1. Giuseppe Colangelo and Valerio Torti have posted on ssrn the following abstract of their paper Filling Huawei's Gaps: The Recent German Case Law on Standard essential Patents, Eur. Comp. L. Rev. (forthcoming):
The Huawei ruling identified the steps that owners and users of SEPs will have to follow in negotiating a FRAND royalty. Compliance with the code of conduct will shield patent holders from the gaze of competition law and, at the same time, will protect implementers from the threat of an injunction.
The licensing framework provided by the CJEU is aimed at increasing legal certainty and predictability for the whole standardisation environment. Nevertheless, the judgment has been criticised because a relevant number of issues are left unresolved. In this scenario the activities of national courts in filling the gaps left by the CJEU deserve the utmost consideration. This paper will seek to explore the approach developed at national level post Huawei, focusing on the German judicial experience.
2. Urska Petrovcic has posted on ssrn the following abstract of her paper Injunctions for Standard-Essential Patents in the European Union:
Injunctions for standard essential patents (SEPs) — that is, patents that are essential to practice an industry standard — have been at the center of the antitrust debate for more than a decade. In July 2015, the Court of Justice of the European Union (CJEU) issued its long awaited decision in Huawei Technologies. Co. v. ZTE Corp., in which it addressed, for the first time, the question of whether an SEP holder’s request for an injunction could violate Article 102 of the Treaty on the Functioning of the European Union (TFEU) — the provision of EU competition law that prohibits a dominant company from abusing its market position. In this article, I analyze the implications of the CJEU’s judgment for SEP holders that seek to enforce their SEPs in the European Union. Huawei confirmed that an SEP holder faces a stricter level of antitrust scrutiny in the European Union than in some other jurisdictions, such as the United States. In practical terms, however, the developments that followed Huawei showed that the judgment limited Article 102 TFEU’s scope in addressing an SEP holder’s behavior, when compared with the approach that the European Commission had adopted in its previous investigations. After Huawei, an SEP holder’s request for an injunction is less likely to trigger antitrust liability under Article 102 TFEU. In addition, Huawei raised the barrier that an SEP holder must overcome to obtain an injunction. Yet, the requirements established in Huawei are not so strict as to preclude obtaining that remedy. Unlike in the United States, where, as of August 2017, no SEP holder has obtained an injunction, several SEP holders have requested and obtained injunctions against infringers in the European Union.

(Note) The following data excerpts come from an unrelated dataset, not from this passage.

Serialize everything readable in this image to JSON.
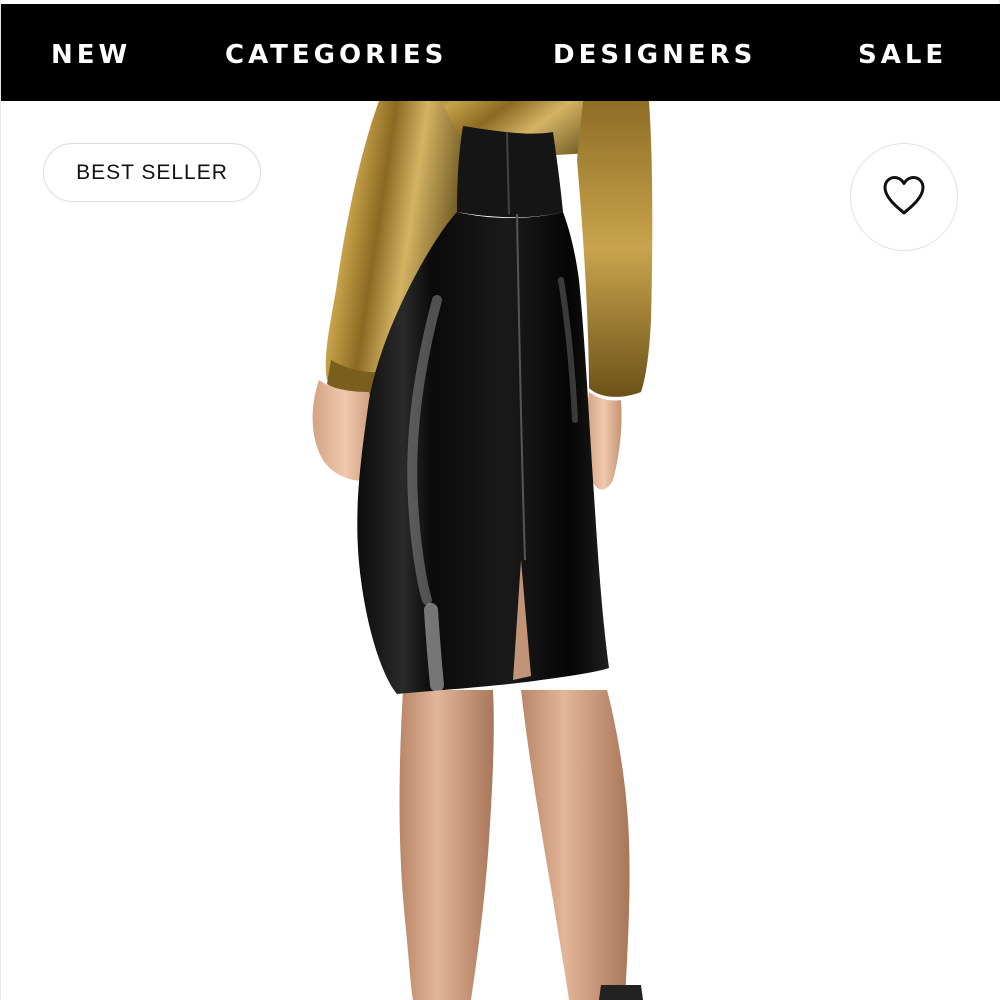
{
  "nav": {
    "items": [
      {
        "label": "NEW"
      },
      {
        "label": "CATEGORIES"
      },
      {
        "label": "DESIGNERS"
      },
      {
        "label": "SALE"
      }
    ]
  },
  "product": {
    "badge": "BEST SELLER",
    "favorite_icon": "heart-outline-icon"
  },
  "colors": {
    "nav_background": "#000000",
    "nav_text": "#ffffff",
    "page_background": "#ffffff"
  }
}
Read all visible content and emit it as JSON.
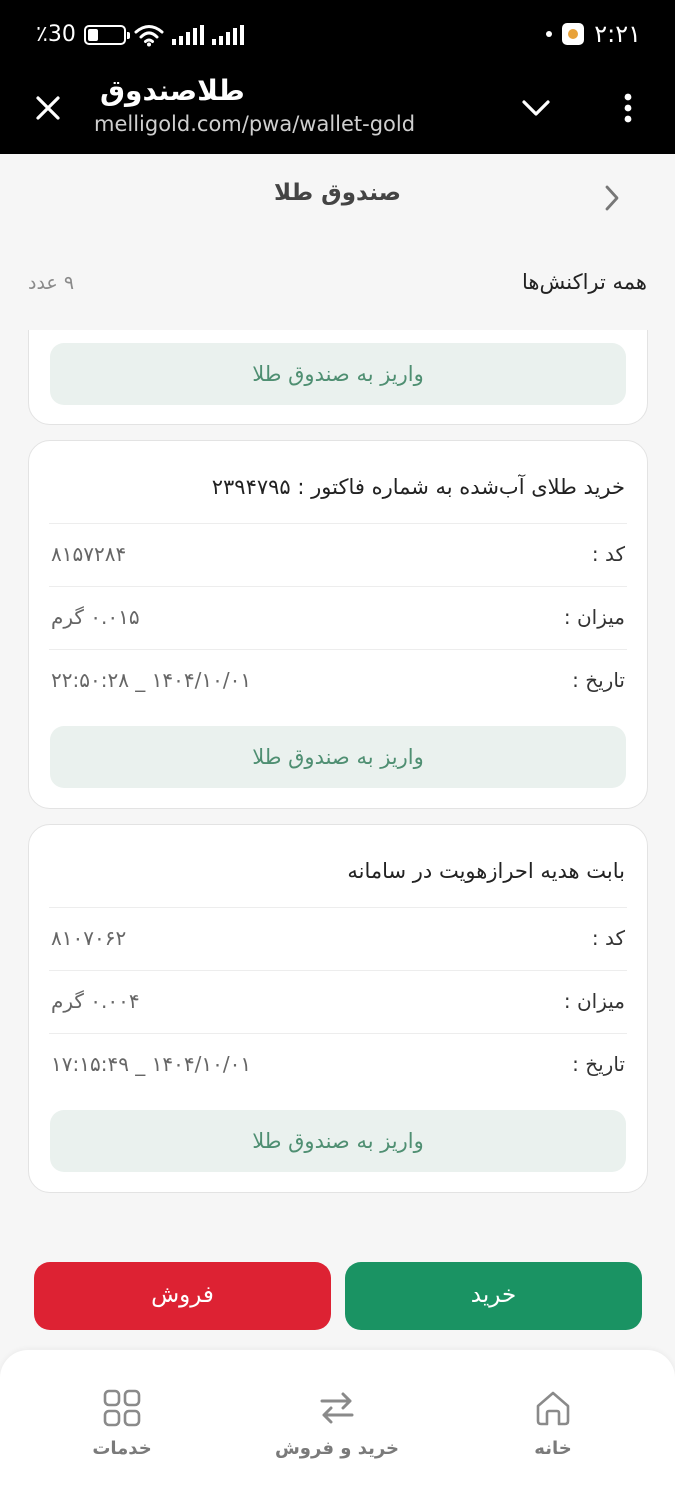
{
  "status_bar": {
    "battery_text": "٪30",
    "battery_level": 0.3,
    "time": "۲:۲۱"
  },
  "browser": {
    "page_title": "طلاصندوق",
    "url": "melligold.com/pwa/wallet-gold"
  },
  "header": {
    "title": "صندوق طلا"
  },
  "section": {
    "title": "همه تراکنش‌ها",
    "count": "۹ عدد"
  },
  "cards": [
    {
      "deposit_label": "واریز به صندوق طلا"
    },
    {
      "title": "خرید طلای آب‌شده به شماره فاکتور : ۲۳۹۴۷۹۵",
      "code_label": "کد :",
      "code_value": "۸۱۵۷۲۸۴",
      "amount_label": "میزان :",
      "amount_value": "۰.۰۱۵ گرم",
      "date_label": "تاریخ :",
      "date_value": "۱۴۰۴/۱۰/۰۱ _ ۲۲:۵۰:۲۸",
      "deposit_label": "واریز به صندوق طلا"
    },
    {
      "title": "بابت هدیه احرازهویت در سامانه",
      "code_label": "کد :",
      "code_value": "۸۱۰۷۰۶۲",
      "amount_label": "میزان :",
      "amount_value": "۰.۰۰۴ گرم",
      "date_label": "تاریخ :",
      "date_value": "۱۴۰۴/۱۰/۰۱ _ ۱۷:۱۵:۴۹",
      "deposit_label": "واریز به صندوق طلا"
    }
  ],
  "actions": {
    "buy_label": "خرید",
    "sell_label": "فروش"
  },
  "bottom_nav": {
    "items": [
      {
        "label": "خانه",
        "icon": "home-icon"
      },
      {
        "label": "خرید و فروش",
        "icon": "swap-arrows-icon"
      },
      {
        "label": "خدمات",
        "icon": "grid-icon"
      }
    ]
  },
  "colors": {
    "buy": "#1a9363",
    "sell": "#dd2233",
    "deposit_bg": "#eaf1ee",
    "deposit_text": "#4f8f72"
  }
}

3. Nicolo Zingales has posted on ssrn a paper titled The Legal Framework for SEP Disputes in EU Post-Huawei: Whither Harmonization?. Here is a link to the paper, and here is the abstract:
This article revisits the antitrust treatment of unilateral conduct in Standard Essential Patent (SEP) disputes in EU, with particular focus on the landmark CJEU judgment in Huawei v ZTE and the way it has affected subsequent developments before national courts. It illustrates that while the Court in Huawei significantly improved legal certainty both for SEP holders and their potential licensees, it also left open a number of crucial questions affecting everyday’s licensing practice. First, it is not entirely clear whether the liability of an SEP holder presupposes leveraging by a vertically integrated firm or can also arise in purely vertical or horizontal relationships. Secondly, the safe harbor procedure formulated in the judgment begs important questions concerning burden of proof and portfolio licensing, which have given rise to divergent interpretations. It follows that the space remains wide open for competing national and even regional approaches to the rights and obligations of SEP holders, calling for further European harmonization - be it judicially, legislatively, or administratively through the European Commission. In support for the latter measures, the article illustrates the limited remit of EU private international law rules in preventing the forum shopping which is likely to unfold as a result of a fragmented landscape for the resolution of SEP disputes.